About Callgeist
The why's and how's of Callgeist
The why
Callgeist was born from a personal need. Recently, I started playing around with Twilio plus OpenAI's realtime API to create phone call-based voice agents. My first idea was to create an agent for car dealerships, following the motto: Show don't tell.
I quickly found myself calling my own agent before any meeting because I was afraid it might be down. Around this time, I came up with the idea of building an UptimeRobot version specifically for AI Voice agents.
When I told some friends of mine, who work in the call center / voice agent space, about my idea, they quickly told me they were facing the same issue I had. They encouraged me to build a tool they could use as well.

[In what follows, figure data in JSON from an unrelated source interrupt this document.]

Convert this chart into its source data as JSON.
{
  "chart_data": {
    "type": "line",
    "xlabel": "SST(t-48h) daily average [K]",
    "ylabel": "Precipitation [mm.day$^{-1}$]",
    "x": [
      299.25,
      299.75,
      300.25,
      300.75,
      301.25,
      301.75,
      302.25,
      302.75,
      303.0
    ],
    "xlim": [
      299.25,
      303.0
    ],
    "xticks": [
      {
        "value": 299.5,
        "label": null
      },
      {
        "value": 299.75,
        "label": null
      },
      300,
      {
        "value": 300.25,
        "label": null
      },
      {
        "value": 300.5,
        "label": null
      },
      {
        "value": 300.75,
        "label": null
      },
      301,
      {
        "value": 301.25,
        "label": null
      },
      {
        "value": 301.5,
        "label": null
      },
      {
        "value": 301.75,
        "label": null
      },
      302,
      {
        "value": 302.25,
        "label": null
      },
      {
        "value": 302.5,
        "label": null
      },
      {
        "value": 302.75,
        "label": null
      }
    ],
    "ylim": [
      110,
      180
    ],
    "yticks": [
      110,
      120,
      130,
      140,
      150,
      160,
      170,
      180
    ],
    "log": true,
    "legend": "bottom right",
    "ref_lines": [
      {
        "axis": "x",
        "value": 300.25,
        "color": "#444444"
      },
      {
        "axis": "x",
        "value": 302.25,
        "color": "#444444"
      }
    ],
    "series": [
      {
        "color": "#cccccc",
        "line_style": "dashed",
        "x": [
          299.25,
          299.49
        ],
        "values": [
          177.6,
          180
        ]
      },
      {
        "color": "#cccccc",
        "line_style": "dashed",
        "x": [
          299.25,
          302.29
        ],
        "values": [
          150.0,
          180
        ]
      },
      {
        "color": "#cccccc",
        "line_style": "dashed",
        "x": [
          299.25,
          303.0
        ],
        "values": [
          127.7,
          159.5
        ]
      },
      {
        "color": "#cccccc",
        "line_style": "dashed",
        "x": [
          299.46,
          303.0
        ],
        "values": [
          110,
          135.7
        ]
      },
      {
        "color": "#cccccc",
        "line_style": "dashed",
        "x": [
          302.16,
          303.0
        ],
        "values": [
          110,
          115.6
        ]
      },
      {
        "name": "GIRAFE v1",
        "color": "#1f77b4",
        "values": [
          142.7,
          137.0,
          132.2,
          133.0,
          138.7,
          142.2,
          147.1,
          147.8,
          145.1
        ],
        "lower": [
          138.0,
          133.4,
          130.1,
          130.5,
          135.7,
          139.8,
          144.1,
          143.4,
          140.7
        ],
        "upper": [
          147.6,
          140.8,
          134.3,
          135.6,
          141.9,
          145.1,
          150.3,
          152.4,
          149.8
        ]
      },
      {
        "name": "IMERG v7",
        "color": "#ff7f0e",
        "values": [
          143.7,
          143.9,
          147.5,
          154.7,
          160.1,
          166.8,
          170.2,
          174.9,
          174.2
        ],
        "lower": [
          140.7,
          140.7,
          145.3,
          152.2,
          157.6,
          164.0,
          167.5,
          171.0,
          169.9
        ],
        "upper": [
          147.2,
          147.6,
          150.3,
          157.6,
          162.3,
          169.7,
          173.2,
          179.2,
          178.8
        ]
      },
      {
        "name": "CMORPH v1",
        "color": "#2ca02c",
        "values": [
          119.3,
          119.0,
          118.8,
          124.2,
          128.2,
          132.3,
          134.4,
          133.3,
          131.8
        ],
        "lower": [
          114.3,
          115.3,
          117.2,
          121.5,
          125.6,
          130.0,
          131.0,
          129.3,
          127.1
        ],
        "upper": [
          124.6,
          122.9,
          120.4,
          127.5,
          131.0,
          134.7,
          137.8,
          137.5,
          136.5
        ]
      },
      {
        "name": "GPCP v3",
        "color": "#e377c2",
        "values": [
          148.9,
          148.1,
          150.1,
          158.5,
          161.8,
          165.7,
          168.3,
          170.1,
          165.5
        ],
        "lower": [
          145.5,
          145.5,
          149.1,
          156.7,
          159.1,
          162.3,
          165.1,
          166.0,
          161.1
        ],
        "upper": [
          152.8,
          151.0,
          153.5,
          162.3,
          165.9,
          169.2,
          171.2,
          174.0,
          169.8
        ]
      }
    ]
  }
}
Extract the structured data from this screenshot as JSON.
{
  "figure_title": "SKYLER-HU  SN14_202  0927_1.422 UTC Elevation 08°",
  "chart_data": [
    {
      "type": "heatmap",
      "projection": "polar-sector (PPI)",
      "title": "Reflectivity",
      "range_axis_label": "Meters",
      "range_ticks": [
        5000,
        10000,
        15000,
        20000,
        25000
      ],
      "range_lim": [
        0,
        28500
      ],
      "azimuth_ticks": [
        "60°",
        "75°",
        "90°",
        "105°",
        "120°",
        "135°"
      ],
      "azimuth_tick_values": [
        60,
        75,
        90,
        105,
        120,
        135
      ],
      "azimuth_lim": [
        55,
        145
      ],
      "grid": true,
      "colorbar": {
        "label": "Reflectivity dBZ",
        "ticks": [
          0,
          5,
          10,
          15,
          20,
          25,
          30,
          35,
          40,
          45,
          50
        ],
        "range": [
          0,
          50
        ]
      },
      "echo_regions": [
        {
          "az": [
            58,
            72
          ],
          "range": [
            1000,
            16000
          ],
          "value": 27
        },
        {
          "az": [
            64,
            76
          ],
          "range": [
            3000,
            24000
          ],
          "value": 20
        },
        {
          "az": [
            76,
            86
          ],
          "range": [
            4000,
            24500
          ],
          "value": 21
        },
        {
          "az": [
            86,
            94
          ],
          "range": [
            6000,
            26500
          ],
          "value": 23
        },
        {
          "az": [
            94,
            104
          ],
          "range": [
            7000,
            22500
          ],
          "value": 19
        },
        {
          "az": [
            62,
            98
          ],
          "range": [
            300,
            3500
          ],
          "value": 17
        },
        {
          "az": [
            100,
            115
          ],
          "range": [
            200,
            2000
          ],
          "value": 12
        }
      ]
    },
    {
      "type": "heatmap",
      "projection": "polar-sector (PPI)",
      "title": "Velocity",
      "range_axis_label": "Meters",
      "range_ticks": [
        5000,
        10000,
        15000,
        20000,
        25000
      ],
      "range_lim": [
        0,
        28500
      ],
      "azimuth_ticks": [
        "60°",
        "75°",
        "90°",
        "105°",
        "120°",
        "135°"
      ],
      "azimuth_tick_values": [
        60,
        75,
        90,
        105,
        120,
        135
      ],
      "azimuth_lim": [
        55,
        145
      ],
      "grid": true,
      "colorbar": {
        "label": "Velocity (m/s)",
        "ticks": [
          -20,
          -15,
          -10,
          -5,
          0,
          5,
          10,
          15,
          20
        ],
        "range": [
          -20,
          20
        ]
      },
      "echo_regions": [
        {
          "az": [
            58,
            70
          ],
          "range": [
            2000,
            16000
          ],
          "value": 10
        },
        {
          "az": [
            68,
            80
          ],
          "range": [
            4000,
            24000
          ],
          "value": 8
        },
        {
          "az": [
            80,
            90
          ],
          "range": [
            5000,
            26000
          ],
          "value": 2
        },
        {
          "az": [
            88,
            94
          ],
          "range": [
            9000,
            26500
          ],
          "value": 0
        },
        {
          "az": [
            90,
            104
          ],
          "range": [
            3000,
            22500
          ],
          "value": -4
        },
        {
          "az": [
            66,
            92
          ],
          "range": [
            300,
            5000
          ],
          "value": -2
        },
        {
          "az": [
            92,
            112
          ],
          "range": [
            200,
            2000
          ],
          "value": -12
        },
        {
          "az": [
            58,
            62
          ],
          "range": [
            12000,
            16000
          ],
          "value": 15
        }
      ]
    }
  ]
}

And so Callgeist was born.
Fun Fact
This project was built in just one week, showcasing the power of AI-assisted development in modern software creation. (This was obviously written by an LLMs)
The how
To get this project shipped as fast as possible, I used mostly tools I'm pretty familiar with plus the excellent Cursor IDE.
Setup
For the setup process I did not use any AI tools. I tried at first using Cursor to set up a Next15 + Shadcn + Supabase project but that didn't work very well. Instead I did it by hand.
From some previous experiments I've learned that it's best for Cursor to install all Shadcn components beforehand.
UI
To create the UI I went full in on Cursor. Since I wanted to make the UI and UX be similar to the actual UptimeRobot page (and Supabase) I simply took screenshots of their pages and gave them to Cursor. Cursor was able to generate the landing page plus all other pages. Of course I had to tell it at times it should make it more mobile friendly etc. But all in all, I saw myself only needing to change about 1% of the UI code myself.
For the icons and video I used DALL-E and Sora. It worked pretty well. However, Sora still struggles a lot with remixes. For example, it was not able to create the landing page video with a ghostly face, as I wanted to use it for the 404 page.
Call Monitoring
Building the actual call monitoring was the most difficult part. Luckily Supabase has recently added cron jobs (via pg_cron) and websocket support to their edge functions. Which allowed me to do everything within the Supabase platform.
It took me a while to understand how the Twilio API works (start call, start stream, listen to websocket connection) and the OpenAI realtime API. I think the hardest part was to get the function calling to work (Sadly it's still a bit flaky at times) and to automatically close calls as soon as the AI was confident enough to know who attended the call.
About Voice User Interfaces (VUI)
I'm personally very invested in Voice User Interfaces (VUI). At home, my son and I use ChatGPT's voice capabilities quite a lot. For example, we ask it to pretend to be a hotel receptionist and we play going on holiday.
What I love about VUIs is that interacting with them comes naturally to humans. I can see my parents and my kid interact with VUIs without needing any training. They simply talk to it like they do to any other person. I really believe VUIs will change the way people in general interact with computers in the near future.
Of course I mustn't hide that my PhD thesis was about how voice agents might be used to influence people on a greater scale. I wrote my thesis about 8 years ago, but only now are the things we thought about becoming reality. It's a bit scary but also pretty cool.